Texte et photo © Soleil
- blog de l'auteur -

Les semi-elfes n’ont ni pays, ni patrie, ni roi, ni unité. Ce sont des bâtards dégénérés, fruits des ébats interdits entre Elfes et Humains. Détestés par les races « pures », ils sont persécutés, chassés, bannis, emprisonnés, lorsqu’ils ne sont pas purement et simplement éliminés à la naissance.
Certains se regroupent en tribus, d'autres vivent éparpillés, tous tentent de survivre dans le monde des Hommes.
Mais les temps changent et le récit d'une ancienne prophétie se fait entendre.
L'annonciation d'une marque, d'un élu, d'un renouveau...
Leur sort semblait scellé, leur destin infortuné.
En réalité, leur histoire ne fait que commencer.

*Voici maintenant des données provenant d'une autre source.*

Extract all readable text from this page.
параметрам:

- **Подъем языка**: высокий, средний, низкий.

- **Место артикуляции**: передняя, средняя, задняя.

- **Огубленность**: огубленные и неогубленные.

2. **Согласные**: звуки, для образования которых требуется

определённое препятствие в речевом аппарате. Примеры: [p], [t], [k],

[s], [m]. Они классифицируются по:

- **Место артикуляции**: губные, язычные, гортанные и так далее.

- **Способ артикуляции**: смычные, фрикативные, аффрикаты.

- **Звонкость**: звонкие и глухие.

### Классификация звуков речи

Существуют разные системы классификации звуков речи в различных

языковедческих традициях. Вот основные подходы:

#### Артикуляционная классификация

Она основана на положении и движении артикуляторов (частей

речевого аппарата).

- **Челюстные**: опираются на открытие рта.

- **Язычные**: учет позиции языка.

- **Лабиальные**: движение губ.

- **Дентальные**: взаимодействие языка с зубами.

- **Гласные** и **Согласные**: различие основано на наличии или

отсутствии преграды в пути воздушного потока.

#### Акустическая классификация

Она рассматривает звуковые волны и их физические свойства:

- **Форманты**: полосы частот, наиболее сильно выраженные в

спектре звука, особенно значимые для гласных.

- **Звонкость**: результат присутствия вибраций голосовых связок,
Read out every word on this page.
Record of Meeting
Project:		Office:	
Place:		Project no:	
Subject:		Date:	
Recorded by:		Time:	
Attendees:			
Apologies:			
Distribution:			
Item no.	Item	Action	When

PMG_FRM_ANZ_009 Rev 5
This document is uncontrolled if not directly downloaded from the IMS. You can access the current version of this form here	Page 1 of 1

Jih-Biin, le semi-elfe de la couverture, raconte. Il raconte l'histoire de son peuple, sa rencontre avec Nah-Thaal, l'élu de la prophétie promettant à sa race persécutée et éparpillée à travers le monde de se rassembler à l'ère du renouveau derrière une seule bannière pour ne plus former qu'une seule nation.
Nah-Thaal, épaulé de Jih-Biin et de la belle May-Liiss, mène donc depuis des années son peuple à la recherche d'une terre accueillante. La chance semble enfin leur sourire quand l'élu obtient une audience de la reine des elfes sylvains pour négocier leur installation sur les ruines d'une de ses cités, tandis que Jih-Biin est approché par une femme mystérieuse et porteuse d'un secret...
On ressent plus dans ce tome la contrainte inhérente au concept du one-shot et qui ne permet pas à l'intrigue de se développer pleinement, car si l'idée de départ était très intéressante, le scenario était peut-être un peu trop ambitieux pour se satisfaire d'un seul tome, d'où une impression de facilité et de survol...
Certains personnages ou certaines situations sont introduits de manière un peu trop rapide, si bien que leurs actions ou leurs décisions ne semblent pas très crédibles.
Autre déception : nous n'avons ici, contrairement aux autres tomes, aucun repère géographique. Mais peut-être est-ce une volonté du scénariste pour coller au plus près de l'histoire de ce peuple apatride, condamné à l'errance.
Côté illustrations, je les ai trouvées très belles, et le découpage donne du rythme à l'histoire. J'ai particulièrement aimé la diversité des visages, des coiffures et des tatouages tribaux de ces elfes sylvains et demi-elfes.
Pour conclure, une lecture très agréable mais la trame trop riche de l'histoire est desservie par le format étriqué du one-shot. Du coup, les rebondissements, trahisons, faux-semblants et révélations qui parsèment l'histoire semblent un peu artificiels...
Appréciation :
Parutions :
Tome 1, février 2013 > Le Crystal des Elfes bleus (scénario > Jean-Luc Istin ; dessin > Kyko Duarte)
Tome 2, mai 2013 > L’Honneur des Elfes sylvains (scénario > Nicolas Jarry ; dessin > Gianluca Maconi)
Tome 3, août 2013 > Elfes blancs, coeur noir (scénario > Olivier Péru ; dessin > Stéphane Bileau)
Tome 4, oct. 2013 > L’Élu des demi-elfes (scénario > Corbeyran ; dessin > Jean-Paul Bordier)
Tome 5, janvier 2014 > La dynastie des Elfes noirs (scénario > Marc Hadrien ; dessin > Ma Yi)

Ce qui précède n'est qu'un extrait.